The maximum number of possible terminal symbols to consider at position i in a word. Each possible terminal symbol determines parsing a remaining word part. For all j>i, if arguments N_PROD_j are absent on the command line, the script considers them equal to N_PROD_i.

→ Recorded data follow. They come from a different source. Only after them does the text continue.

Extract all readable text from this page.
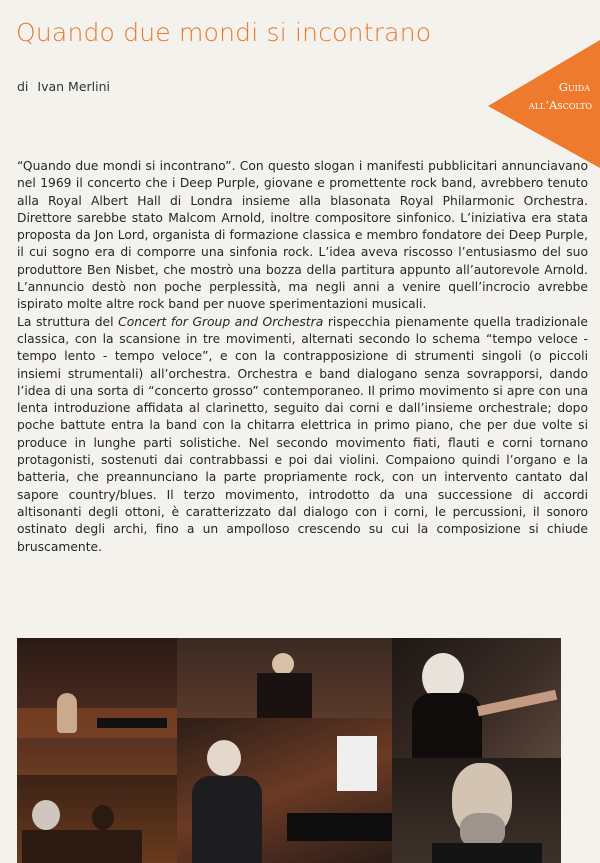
Quando due mondi si incontrano
di Ivan Merlini	Guida
all’Ascolto

“Quando due mondi si incontrano”. Con questo slogan i manifesti pubblicitari annunciavano nel 1969 il concerto che i Deep Purple, giovane e promettente rock band, avrebbero tenuto alla Royal Albert Hall di Londra insieme alla blasonata Royal Philarmonic Orchestra. Direttore sarebbe stato Malcom Arnold, inoltre compositore sinfonico. L’iniziativa era stata proposta da Jon Lord, organista di formazione classica e membro fondatore dei Deep Purple, il cui sogno era di comporre una sinfonia rock. L’idea aveva riscosso l’entusiasmo del suo produttore Ben Nisbet, che mostrò una bozza della partitura appunto all’autorevole Arnold. L’annuncio destò non poche perplessità, ma negli anni a venire quell’incrocio avrebbe ispirato molte altre rock band per nuove sperimentazioni musicali.

La struttura del Concert for Group and Orchestra rispecchia pienamente quella tradizionale classica, con la scansione in tre movimenti, alternati secondo lo schema “tempo veloce - tempo lento - tempo veloce”, e con la contrapposizione di strumenti singoli (o piccoli insiemi strumentali) all’orchestra. Orchestra e band dialogano senza sovrapporsi, dando l’idea di una sorta di “concerto grosso” contemporaneo. Il primo movimento si apre con una lenta introduzione affidata al clarinetto, seguito dai corni e dall’insieme orchestrale; dopo poche battute entra la band con la chitarra elettrica in primo piano, che per due volte si produce in lunghe parti solistiche. Nel secondo movimento fiati, flauti e corni tornano protagonisti, sostenuti dai contrabbassi e poi dai violini. Compaiono quindi l’organo e la batteria, che preannunciano la parte propriamente rock, con un intervento cantato dal sapore country/blues. Il terzo movimento, introdotto da una successione di accordi altisonanti degli ottoni, è caratterizzato dal dialogo con i corni, le percussioni, il sonoro ostinato degli archi, fino a un ampolloso crescendo su cui la composizione si chiude bruscamente.
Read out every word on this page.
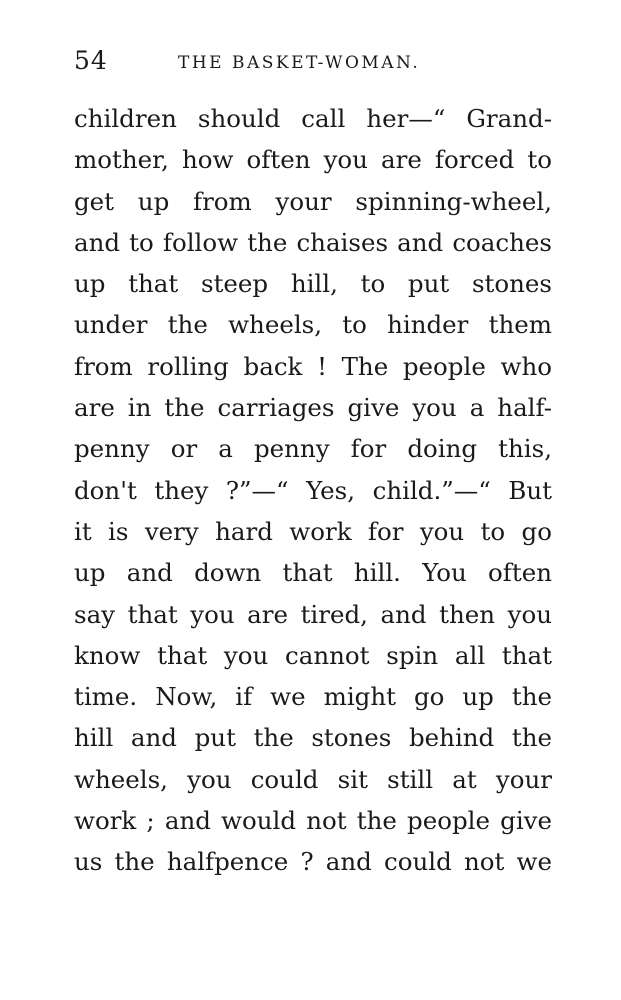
54	THE BASKET-WOMAN.
children should call her—“ Grand-
mother, how often you are forced to
get up from your spinning-wheel,
and to follow the chaises and coaches
up that steep hill, to put stones
under the wheels, to hinder them
from rolling back ! The people who
are in the carriages give you a half-
penny or a penny for doing this,
don't they ?”—“ Yes, child.”—“ But
it is very hard work for you to go
up and down that hill. You often
say that you are tired, and then you
know that you cannot spin all that
time. Now, if we might go up the
hill and put the stones behind the
wheels, you could sit still at your
work ; and would not the people give
us the halfpence ? and could not we
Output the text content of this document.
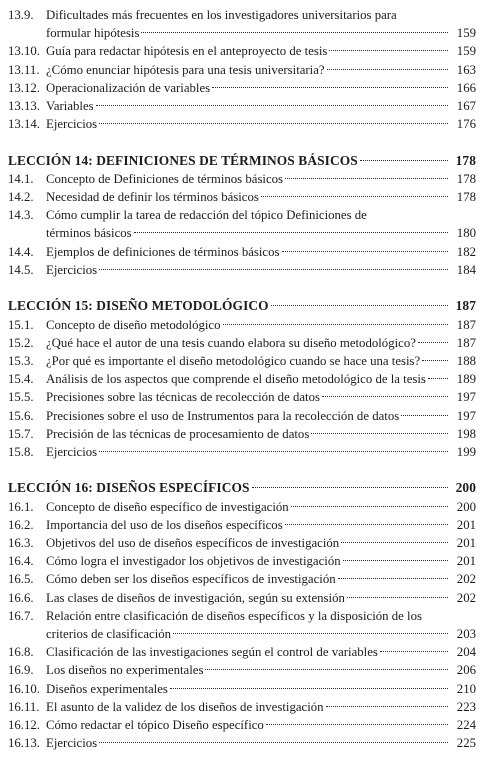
13.9. Dificultades más frecuentes en los investigadores universitarios para
formular hipótesis	159
13.10. Guía para redactar hipótesis en el anteproyecto de tesis	159
13.11. ¿Cómo enunciar hipótesis para una tesis universitaria?	163
13.12. Operacionalización de variables	166
13.13. Variables	167
13.14. Ejercicios	176
LECCIÓN 14: DEFINICIONES DE TÉRMINOS BÁSICOS	178
14.1. Concepto de Definiciones de términos básicos	178
14.2. Necesidad de definir los términos básicos	178
14.3. Cómo cumplir la tarea de redacción del tópico Definiciones de
términos básicos	180
14.4. Ejemplos de definiciones de términos básicos	182
14.5. Ejercicios	184
LECCIÓN 15: DISEÑO METODOLÓGICO	187
15.1. Concepto de diseño metodológico	187
15.2. ¿Qué hace el autor de una tesis cuando elabora su diseño metodológico?	187
15.3. ¿Por qué es importante el diseño metodológico cuando se hace una tesis?	188
15.4. Análisis de los aspectos que comprende el diseño metodológico de la tesis	189
15.5. Precisiones sobre las técnicas de recolección de datos	197
15.6. Precisiones sobre el uso de Instrumentos para la recolección de datos	197
15.7. Precisión de las técnicas de procesamiento de datos	198
15.8. Ejercicios	199
LECCIÓN 16: DISEÑOS ESPECÍFICOS	200
16.1. Concepto de diseño específico de investigación	200
16.2. Importancia del uso de los diseños específicos	201
16.3. Objetivos del uso de diseños específicos de investigación	201
16.4. Cómo logra el investigador los objetivos de investigación	201
16.5. Cómo deben ser los diseños específicos de investigación	202
16.6. Las clases de diseños de investigación, según su extensión	202
16.7. Relación entre clasificación de diseños específicos y la disposición de los
criterios de clasificación	203
16.8. Clasificación de las investigaciones según el control de variables	204
16.9. Los diseños no experimentales	206
16.10. Diseños experimentales	210
16.11. El asunto de la validez de los diseños de investigación	223
16.12. Cómo redactar el tópico Diseño específico	224
16.13. Ejercicios	225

The script dumps a generated regular expression grammar to stdout.

Example

$ mk-rg-vit.sh 4 3 2
S: .
 | .
 | . L3_0
 | . L3_1
 | . .
 | . .
 | . . L2_0
 | . . L2_1
 | . . .
 | . . .
;

L2_0: .
    | .
    | . .
    | . .
;

L2_1 = L2_0 ;

L3_0: .
    | .
    | . ( .
        | .
        | . .
        | . .
        )
    | . ( .
        | .
        | . .
        | . .
        )
    | . .
    | . .
    | . . .
    | . . .
;

L3_1 = L3_0 ;

Nonterminal symbols Li_j correspond to remaining parts of a word, where i is the maximum length of a remaining part in terminal symbols, and j is the index of a copy of the remaining part. To reduce the size of a generated grammar, it contains productions for copies with indices greater than 0 by shallow copying a production with index 0 (see Cloning Nonterminal Symbols).

See Examples, for using the script mk-rg-vit.sh to generate top-down template grammars for dividing terminal symbol sequences into words.